What follows is two versions of the prison guard Liza (Aleksandra Slaska) and prisoner Marta (Anna Ciepielewska). In the first version, Liza (pronounced LEE-za) tells her husband about her experience in the camp and her experience with Marta. This is a rose-colored-glasses version. We learn that Marta’s fiancĂ© Tadeusz (Marek Walczewski) is also at Auschwitz, and Liza arranges for the two to be together, if only temporarily. Eventually, Marta gets ill and is taken to the infirmary, where the care for political prisoners like her is sketchy at best. Eventually, Liza is transferred back to Berlin and the heart of the Reich and she assumes that Marta is killed like so many of the others. In this version of the story, Liza is extremely kind to herself, claiming not to know the main purpose of the camp until much later, and claims to be appalled by it.

The second version occurs almost exclusively inside Liza’s head, and because of this, feels like the much more trustworthy version of the story. Here, Liza is engaged in a titanic struggle, an epic battle of wits between her and Marta for some measure of supremacy in which Marta seems to continually have the upper hand. In this version, Liza is vindictive and cruel, but spends a great deal of the defensive, trying to counteract Marta rather than attacking where she can. This develops into an extremely interesting game of mental and emotion cat and mouse.

And then, sadly, the film ends just as suddenly as it began. We’re told by the narrator that there is no real way to know what Munk wanted to do with the film and that we will have to be okay with having this fragment to speak for the film.

Due to its fragmentary nature, it’s almost impossible to have much to say about this film. It is not an easy watch not because of the nature of the subject matter or Liza’s former occupation as a leader of Auschwitz but specifically because so much of what Munk intended was never created, leaving not just the film but the story it tells a cipher. We know only that the passenger who may or may not be Marta leaves the ship at one point and Liza sails on with her husband. We know nothing of any changes to Liza’s story or of the reality of the two stories she does tell. We are left instead with ambiguity.

It’s tragic.
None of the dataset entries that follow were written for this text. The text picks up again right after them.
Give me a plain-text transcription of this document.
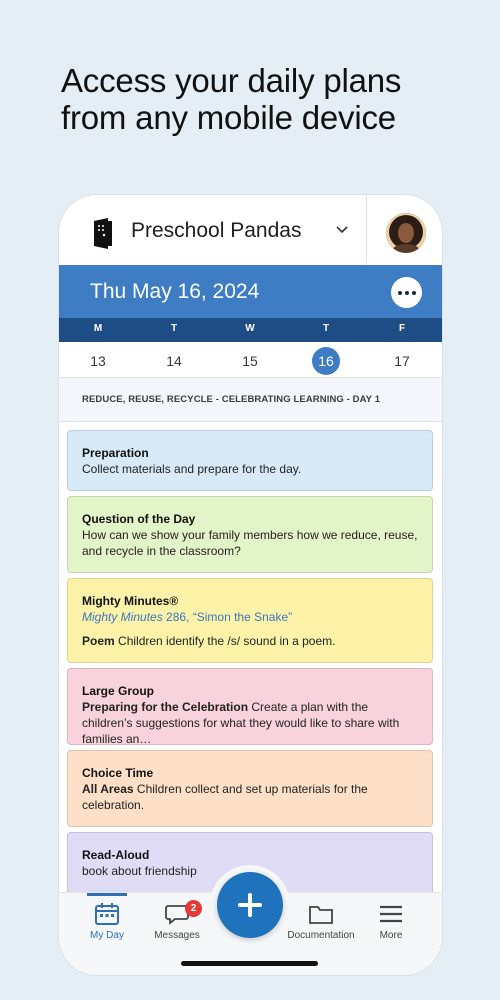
Access your daily plans
from any mobile device
Preschool Pandas
Thu May 16, 2024
M	T	W	T	F
13	14	15	16	17
REDUCE, REUSE, RECYCLE - CELEBRATING LEARNING - DAY 1
Preparation
Collect materials and prepare for the day.
Question of the Day
How can we show your family members how we reduce, reuse, and recycle in the classroom?
Mighty Minutes®
Mighty Minutes 286, “Simon the Snake”
Poem Children identify the /s/ sound in a poem.
Large Group
Preparing for the Celebration Create a plan with the children’s suggestions for what they would like to share with families an…
Choice Time
All Areas Children collect and set up materials for the celebration.
Read-Aloud
book about friendship
My Day
2
Messages	Documentation	More
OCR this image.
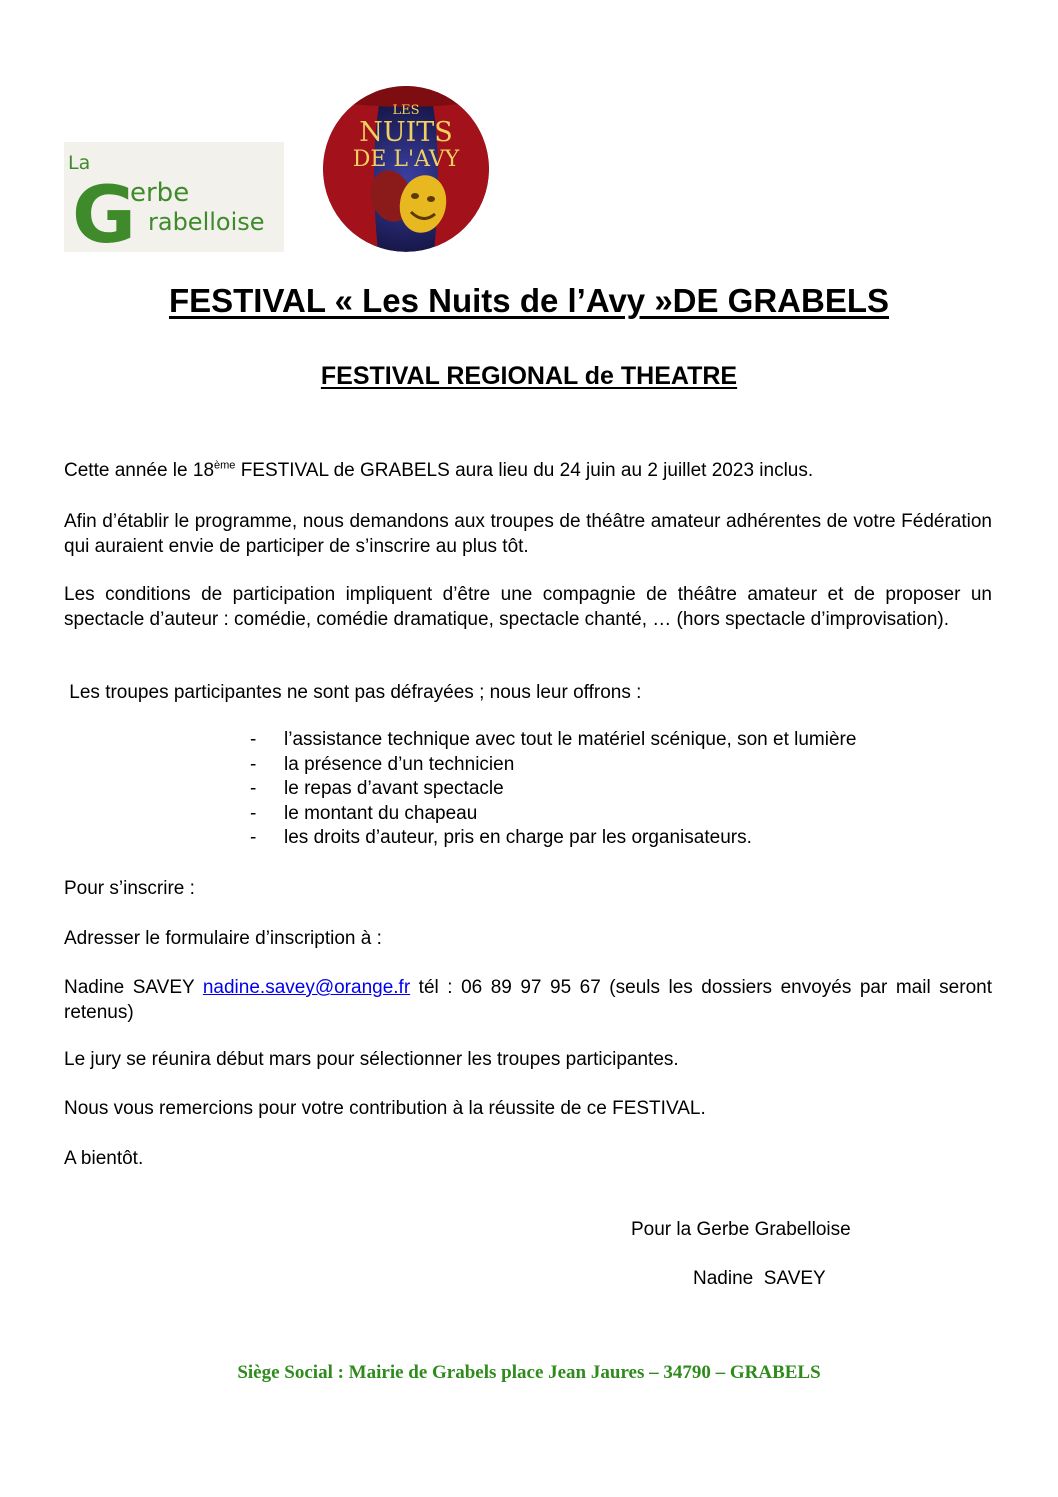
La
G
erbe
rabelloise
LES
NUITS
DE L'AVY
FESTIVAL « Les Nuits de l’Avy »DE GRABELS
FESTIVAL REGIONAL de THEATRE
Cette année le 18ème FESTIVAL de GRABELS aura lieu du 24 juin au 2 juillet 2023 inclus.
Afin d’établir le programme, nous demandons aux troupes de théâtre amateur adhérentes de votre Fédération qui auraient envie de participer de s’inscrire au plus tôt.
Les conditions de participation impliquent d’être une compagnie de théâtre amateur et de proposer un spectacle d’auteur : comédie, comédie dramatique, spectacle chanté, … (hors spectacle d’improvisation).
Les troupes participantes ne sont pas défrayées ; nous leur offrons :
- l’assistance technique avec tout le matériel scénique, son et lumière
- la présence d’un technicien
- le repas d’avant spectacle
- le montant du chapeau
- les droits d’auteur, pris en charge par les organisateurs.
Pour s’inscrire :
Adresser le formulaire d’inscription à :
Nadine SAVEY nadine.savey@orange.fr tél : 06 89 97 95 67 (seuls les dossiers envoyés par mail seront retenus)
Le jury se réunira début mars pour sélectionner les troupes participantes.
Nous vous remercions pour votre contribution à la réussite de ce FESTIVAL.
A bientôt.
Pour la Gerbe Grabelloise
Nadine  SAVEY
Siège Social : Mairie de Grabels place Jean Jaures – 34790 – GRABELS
It is entirely possible that Pasazerka could have been one of the most powerful and moving documents on the Holocaust. Instead, it is the frame of a jigsaw puzzle, giving us a glimpse of the intended final result without showing us how the pieces fit together. The loss of Munk thus becomes a loss for all of us just as Marta’s appearance on the ocean liner reveals the gaps in Liza’s soul that lie in contrast to her evident serene outward appearance.
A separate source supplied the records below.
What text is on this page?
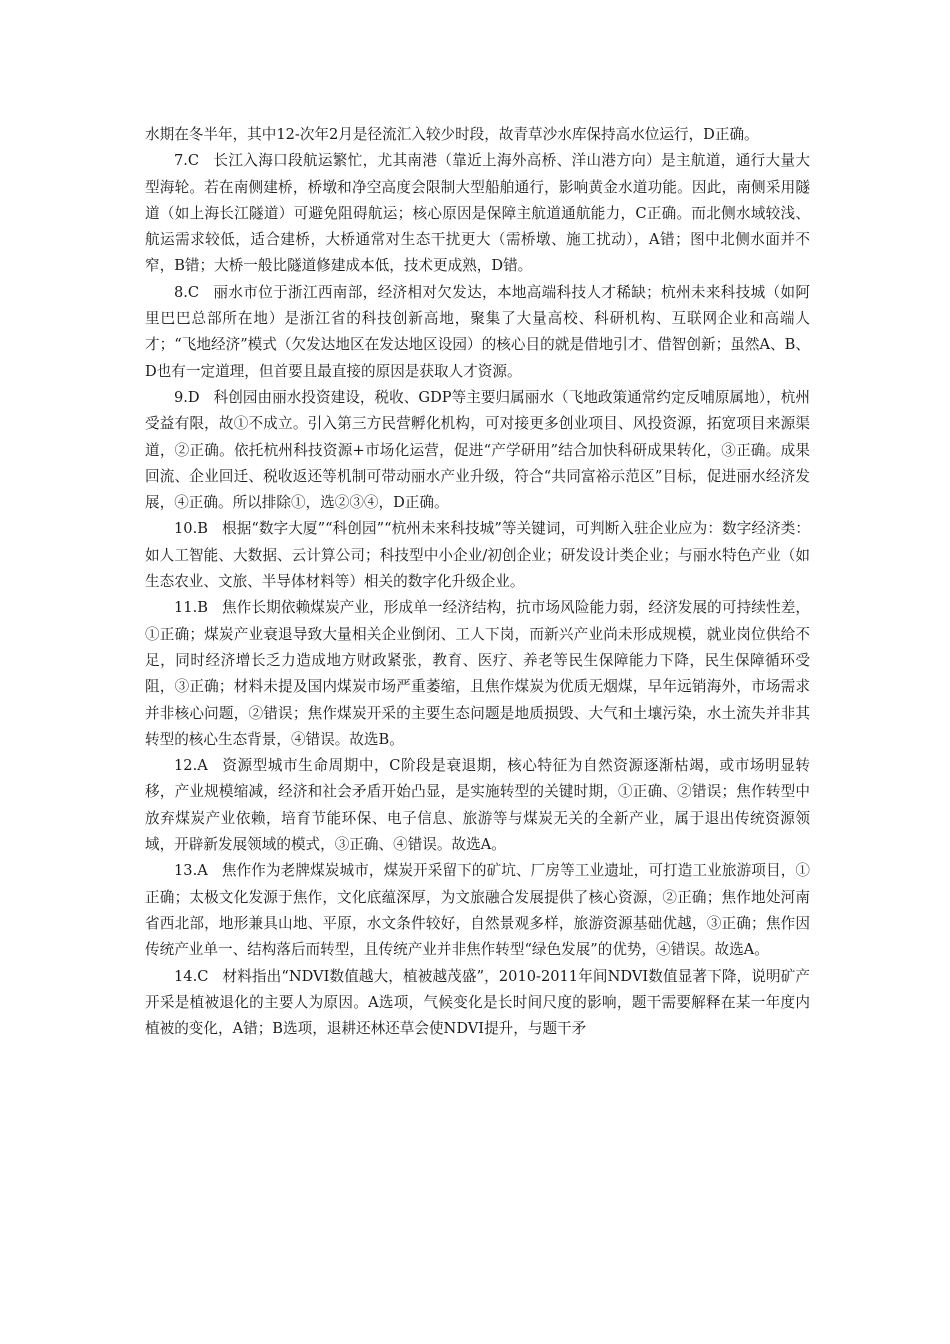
水期在冬半年，其中12-次年2月是径流汇入较少时段，故青草沙水库保持高水位运行，D正确。

7.C 长江入海口段航运繁忙，尤其南港（靠近上海外高桥、洋山港方向）是主航道，通行大量大型海轮。若在南侧建桥，桥墩和净空高度会限制大型船舶通行，影响黄金水道功能。因此，南侧采用隧道（如上海长江隧道）可避免阻碍航运；核心原因是保障主航道通航能力，C正确。而北侧水域较浅、航运需求较低，适合建桥，大桥通常对生态干扰更大（需桥墩、施工扰动），A错；图中北侧水面并不窄，B错；大桥一般比隧道修建成本低，技术更成熟，D错。

8.C 丽水市位于浙江西南部，经济相对欠发达，本地高端科技人才稀缺；杭州未来科技城（如阿里巴巴总部所在地）是浙江省的科技创新高地，聚集了大量高校、科研机构、互联网企业和高端人才；“飞地经济”模式（欠发达地区在发达地区设园）的核心目的就是借地引才、借智创新；虽然A、B、D也有一定道理，但首要且最直接的原因是获取人才资源。

9.D 科创园由丽水投资建设，税收、GDP等主要归属丽水（飞地政策通常约定反哺原属地），杭州受益有限，故①不成立。引入第三方民营孵化机构，可对接更多创业项目、风投资源，拓宽项目来源渠道，②正确。依托杭州科技资源+市场化运营，促进“产学研用”结合加快科研成果转化，③正确。成果回流、企业回迁、税收返还等机制可带动丽水产业升级，符合“共同富裕示范区”目标，促进丽水经济发展，④正确。所以排除①，选②③④，D正确。

10.B 根据“数字大厦”“科创园”“杭州未来科技城”等关键词，可判断入驻企业应为：数字经济类：如人工智能、大数据、云计算公司；科技型中小企业/初创企业；研发设计类企业；与丽水特色产业（如生态农业、文旅、半导体材料等）相关的数字化升级企业。

11.B 焦作长期依赖煤炭产业，形成单一经济结构，抗市场风险能力弱，经济发展的可持续性差，①正确；煤炭产业衰退导致大量相关企业倒闭、工人下岗，而新兴产业尚未形成规模，就业岗位供给不足，同时经济增长乏力造成地方财政紧张，教育、医疗、养老等民生保障能力下降，民生保障循环受阻，③正确；材料未提及国内煤炭市场严重萎缩，且焦作煤炭为优质无烟煤，早年远销海外，市场需求并非核心问题，②错误；焦作煤炭开采的主要生态问题是地质损毁、大气和土壤污染，水土流失并非其转型的核心生态背景，④错误。故选B。

12.A 资源型城市生命周期中，C阶段是衰退期，核心特征为自然资源逐渐枯竭，或市场明显转移，产业规模缩减，经济和社会矛盾开始凸显，是实施转型的关键时期，①正确、②错误；焦作转型中放弃煤炭产业依赖，培育节能环保、电子信息、旅游等与煤炭无关的全新产业，属于退出传统资源领域，开辟新发展领域的模式，③正确、④错误。故选A。

13.A 焦作作为老牌煤炭城市，煤炭开采留下的矿坑、厂房等工业遗址，可打造工业旅游项目，①正确；太极文化发源于焦作，文化底蕴深厚，为文旅融合发展提供了核心资源，②正确；焦作地处河南省西北部，地形兼具山地、平原，水文条件较好，自然景观多样，旅游资源基础优越，③正确；焦作因传统产业单一、结构落后而转型，且传统产业并非焦作转型“绿色发展”的优势，④错误。故选A。

14.C 材料指出“NDVI数值越大，植被越茂盛”，2010-2011年间NDVI数值显著下降，说明矿产开采是植被退化的主要人为原因。A选项，气候变化是长时间尺度的影响，题干需要解释在某一年度内植被的变化，A错；B选项，退耕还林还草会使NDVI提升，与题干矛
Why to watch Pasazerka: You owe it to Andrzej Munk.
Why not to watch: It’s incomplete.


  1. I often wonder what might have been with this film. As it stands today, it is, as you said, a difficult watch.
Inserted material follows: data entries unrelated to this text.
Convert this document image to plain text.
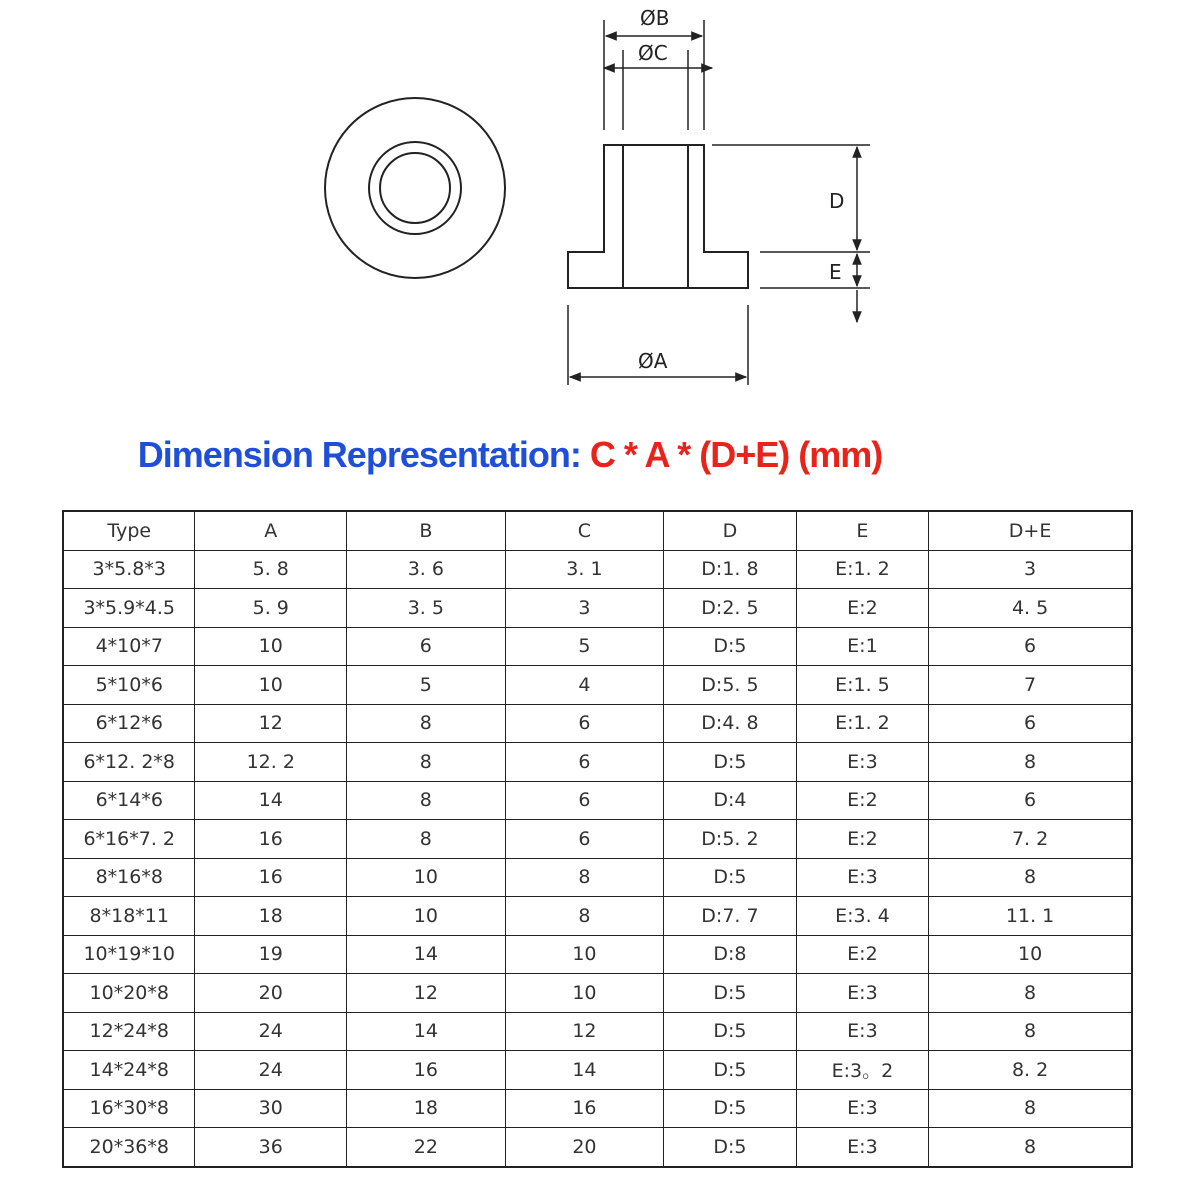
ØB
ØC
D
E
ØA
Dimension Representation: C * A * (D+E) (mm)
Type	A	B	C	D	E	D+E
3*5.8*3	5. 8	3. 6	3. 1	D:1. 8	E:1. 2	3
3*5.9*4.5	5. 9	3. 5	3	D:2. 5	E:2	4. 5
4*10*7	10	6	5	D:5	E:1	6
5*10*6	10	5	4	D:5. 5	E:1. 5	7
6*12*6	12	8	6	D:4. 8	E:1. 2	6
6*12. 2*8	12. 2	8	6	D:5	E:3	8
6*14*6	14	8	6	D:4	E:2	6
6*16*7. 2	16	8	6	D:5. 2	E:2	7. 2
8*16*8	16	10	8	D:5	E:3	8
8*18*11	18	10	8	D:7. 7	E:3. 4	11. 1
10*19*10	19	14	10	D:8	E:2	10
10*20*8	20	12	10	D:5	E:3	8
12*24*8	24	14	12	D:5	E:3	8
14*24*8	24	16	14	D:5	E:3。2	8. 2
16*30*8	30	18	16	D:5	E:3	8
20*36*8	36	22	20	D:5	E:3	8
  2. It is. Had Munk lived, this well could have been one of the great movies about the Holocaust and its aftermath.

  3. I just watched Passenger (Pasazerka) on YouTube. That was a pretty intense 58 minutes. It gets extra points from me because of the Auschwitz prisoners in the orchestra playing selections from "Carmen." Surreal.

    1. It's a brutal glimpse into something, and a tragedy that it was never finished.